How to structure LLM interactions when your clinical philosophy prioritizes family involvement, coaching, and naturalistic contexts.

Clinical orientation: Family-centered / coaching model Contrasts with: Clinician-directed, deficit-focused approaches Settings: early-intervention, private-practice, school

If your clinical philosophy centers family involvement (parent coaching, naturalistic intervention, routines-based support), your LLM prompts should reflect that. The model doesn’t know your orientation unless you tell it.

The Core Pattern

Every prompt should include a framing statement that establishes the philosophical lens:

I use a family-centered, coaching approach. My documentation should reflect parent involvement, naturalistic contexts, and functional outcomes in daily routines, not just table-top skill accuracy.
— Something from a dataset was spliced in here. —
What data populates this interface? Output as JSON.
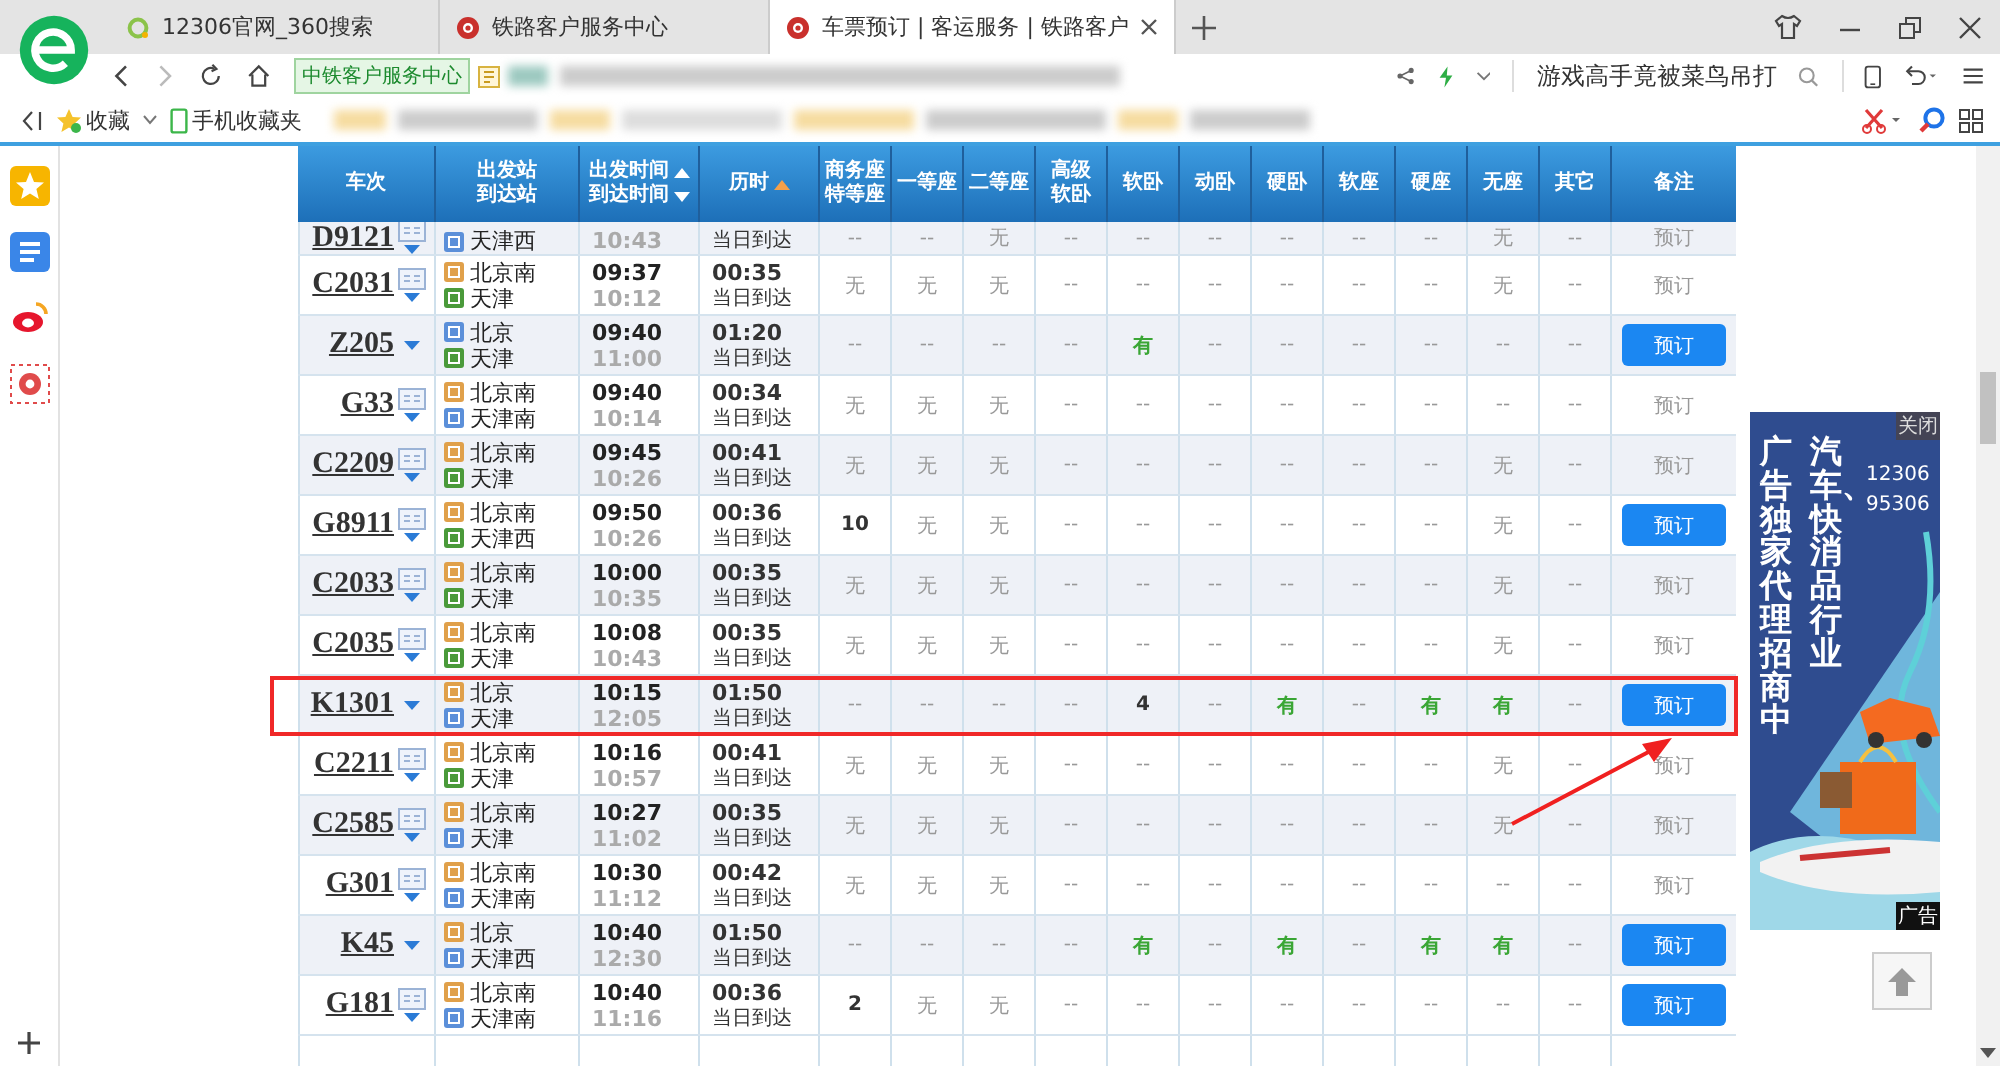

Frame all suggestions through this lens.

This single sentence changes the character of every output that follows.

How This Changes Output

Without the pattern:

“Child will produce /s/ in initial position of words with 80% accuracy in structured therapy tasks.”

With the pattern:

“During daily routines identified by the family (mealtime, bath time, book reading), [Child] will produce /s/ in initial position of functional words (e.g., ‘soap,’ ‘spoon,’ ‘stop’) with 80% accuracy as reported by caregiver and confirmed by SLP observation across 3 consecutive home visits.”

The second version is still measurable and defensible, but it lives in the child’s real world, not the therapy room.

Prompt Modifiers for Family-Centered Work

Add these phrases to any prompt to shift the output toward family-centered practice:

  • “Include a parent coaching component” – ensures recommendations include what caregivers can do
  • “Frame goals in routines-based language” – shifts from clinical tasks to daily life contexts
  • “Use strengths-based framing” – starts with what the child and family are already doing well
  • “Include family-identified priorities” – keeps the family’s concerns central, not just clinical findings
  • “Describe strategies in plain language a caregiver can implement” – prevents jargon-heavy recommendations

When to Use

  • Early intervention documentation where Part C requires family outcomes
  • Parent-coaching session notes
  • Home-based therapy programs
  • Any context where the family is the primary intervention agent

When This Pattern Doesn’t Fit

If you’re in a medical setting doing instrumental assessments, the family-centered framing may not suit the documentation requirements. Medical settings need clinical precision over naturalistic framing. Know your audience.